10. How much does stream restoration cost?
It can be difficult to estimate the cost of stream restoration because the price often depends on the technique.
That said, in Is Urban Stream Restoration Worth It?, the typical urban stream restoration costs are $500 to $1,200 per foot.
This can turn stream restoration into a million-dollar project (easily!).
11. What are the disadvantages of stream restoration?
While stream restoration can be highly beneficial for the environment and society as a whole, it does have its disadvantages.
Here’s what you should keep in mind if you’re considering stream restoration.
Stream restoration can be very expensive (as seen above).
Dams (a common method of stream restoration) can trap sediment and become less effective over time.
Depending on the method of stream restoration, habitats can be flooded, which can lead to rotting vegetation.
When this occurs, it will result in the release of methane, which is a greenhouse gas.
When streams are restored, it can lead to a loss of settlements, and this will displace people.
Sometimes stream restoration occurs without consulting local communities, which means they have little say in where or when they are relocated
12. How do you know if a project was successful?
If you’ve recently completed a stream restoration project, you should look for the following signs.
These can give you an indication that your efforts are working.
There are pools and riffles in the right places
Walk along the stream or river and look for the slope of the water surface.
The flat water (pool) and the steep water (riffle) should be roughly where they were constructed, meaning the pools are at the bends and the riffles are in the straight sections.
These are signs that your restoration project was successful.
There is no major bank instability
If your stream restoration project was successful, you shouldn’t see large areas of erosion on banks.
While some minor sections can be okay, keep an eye on any real wear.
There is sediment deposition in the right places
What are the “right” places?
You should see it in the floodplain and the point bars on the inside of the bends.
These are the natural areas of deposition in meandering streams and rivers.
There are no head cuts
Head cuts are abrupt vertical drops on the channel bed.
These are signs of vertical instability.
They form when bed material is eroded and not replaced.
When they occur, they cause the channel bed to lower and leave a step feature in the channel.
If you see head cuts starting, you should look for the cause and intervene immediately.
Head cuts mean less flood plain access and potential fish barriers.
It also means your channel is losing sediment.
There is healthy riparian vegetation
Look for healthy vegetation on the channel banks and floodplains.
The vegetation plays a critical role in the channel ecosystem by holding the bank together with roots, providing habitats for critters, shading the stream, keeping temperatures cool, and providing carbon and food for aquatic organisms.
There are benthic invertebrates
Simply put, benthic invertebrates are little water bugs that are near the bottom of the food chain in a creek system.
They live on or under the creek substrate and eat up the leaf litter or each other.

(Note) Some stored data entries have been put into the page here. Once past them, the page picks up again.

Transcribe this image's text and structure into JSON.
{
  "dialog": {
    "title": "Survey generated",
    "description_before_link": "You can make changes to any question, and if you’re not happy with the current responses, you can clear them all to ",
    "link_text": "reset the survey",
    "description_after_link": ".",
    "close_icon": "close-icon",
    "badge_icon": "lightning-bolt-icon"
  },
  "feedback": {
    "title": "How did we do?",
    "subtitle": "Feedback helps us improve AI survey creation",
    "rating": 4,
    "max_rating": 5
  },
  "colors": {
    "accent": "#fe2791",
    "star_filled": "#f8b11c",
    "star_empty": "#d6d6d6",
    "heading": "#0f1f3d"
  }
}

They are critical to the aquatic nutrient cycle and also serve as dinner for a variety of fish species.
Having these water bugs in a stream lets you know that your ecosystem is thriving.
You can also study the type of benthic invertebrates in your water if you want to make sure the water quality is good.
There are fish
Fish are a superb indication that your stream is in good health.
This means that factors like flow depth, velocity, substrate, and oxygen concentration are in balance.
Stream restoration can be an expensive undertaking, but when it’s done correctly, it benefits both the environment and the community immensely.
If a stream on your land is showing any signs of needing restoration, act now!
The sooner you address its problems, the less likely it is to grow into a million-dollar expense.